Pesanmu datang, tapi perasaanmu tidak
***********
Semula indah terasa, mereka s'ribu rencana
Mungkinkah hati miliki kembaran rasa?
Semua henti disana, percumaBulan, ingat lirik lagu itu? Ya, lagu yang membawa pesanmu datang secara tiba - tiba. Kala itu, tanpa diduga kamu membalas statusku.
'wow'
Komentarmu yang berhasil membuatku mengernyit keheranan. Aku balas dengan kata tanya 'kenapa'.
Lagi - lagi balasanmu tak datang dengan cepat, harus menunggu sekitar empat belas menit sampai pesanmu kembali datang menyapa
'Kaget aja masih ada yang dengerin lagu itu sekarang'
Itu balasanmu disertai emoji tertawa. Ku pikir kamu akan mengejekku karena masih mendengarkan lagu yang dirilis lebih dari sepuluh tahun yang lalu. Namun nyatanya, kamu malah bertanya padaku apakah 'Float' termasuk musisi favoritku, karena kamu pun juga begitu.

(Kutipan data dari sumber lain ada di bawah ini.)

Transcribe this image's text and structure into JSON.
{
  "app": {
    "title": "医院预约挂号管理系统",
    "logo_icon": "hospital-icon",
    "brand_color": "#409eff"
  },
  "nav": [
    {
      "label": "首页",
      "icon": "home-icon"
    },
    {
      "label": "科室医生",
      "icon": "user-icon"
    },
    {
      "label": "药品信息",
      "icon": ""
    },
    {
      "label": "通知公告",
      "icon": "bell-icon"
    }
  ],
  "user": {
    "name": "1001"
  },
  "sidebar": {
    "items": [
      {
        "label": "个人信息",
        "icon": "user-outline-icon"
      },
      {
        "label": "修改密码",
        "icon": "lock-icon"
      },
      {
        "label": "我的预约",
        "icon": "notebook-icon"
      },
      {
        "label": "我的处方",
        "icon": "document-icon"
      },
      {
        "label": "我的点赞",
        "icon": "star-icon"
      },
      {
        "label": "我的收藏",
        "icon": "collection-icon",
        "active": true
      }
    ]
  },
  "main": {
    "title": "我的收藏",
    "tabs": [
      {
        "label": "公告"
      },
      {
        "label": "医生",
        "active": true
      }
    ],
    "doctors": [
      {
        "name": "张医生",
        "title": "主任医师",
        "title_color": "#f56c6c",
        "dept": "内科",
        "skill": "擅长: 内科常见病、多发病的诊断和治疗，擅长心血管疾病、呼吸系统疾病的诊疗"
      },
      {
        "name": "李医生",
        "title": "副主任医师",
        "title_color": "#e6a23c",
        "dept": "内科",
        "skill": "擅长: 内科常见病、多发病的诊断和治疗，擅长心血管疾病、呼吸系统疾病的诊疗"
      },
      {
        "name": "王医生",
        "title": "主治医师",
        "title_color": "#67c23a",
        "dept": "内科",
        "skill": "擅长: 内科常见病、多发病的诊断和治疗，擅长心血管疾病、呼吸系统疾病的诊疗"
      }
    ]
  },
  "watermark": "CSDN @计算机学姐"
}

Waktu itu, percakapan kita berlangsung seperti air yang mengalir—terus berlanjut dengan topik yang terus tersambung. Kamu menyukai musik dengan berbagai genre, kamu menyukai Float, Adhitia Sofyan, Reality Club, dan Nosstress. Kamu hafal lagu 'pulang' dan secara tak disangka - sangka kamu mengirimkan pesan suara berisi senandungmu.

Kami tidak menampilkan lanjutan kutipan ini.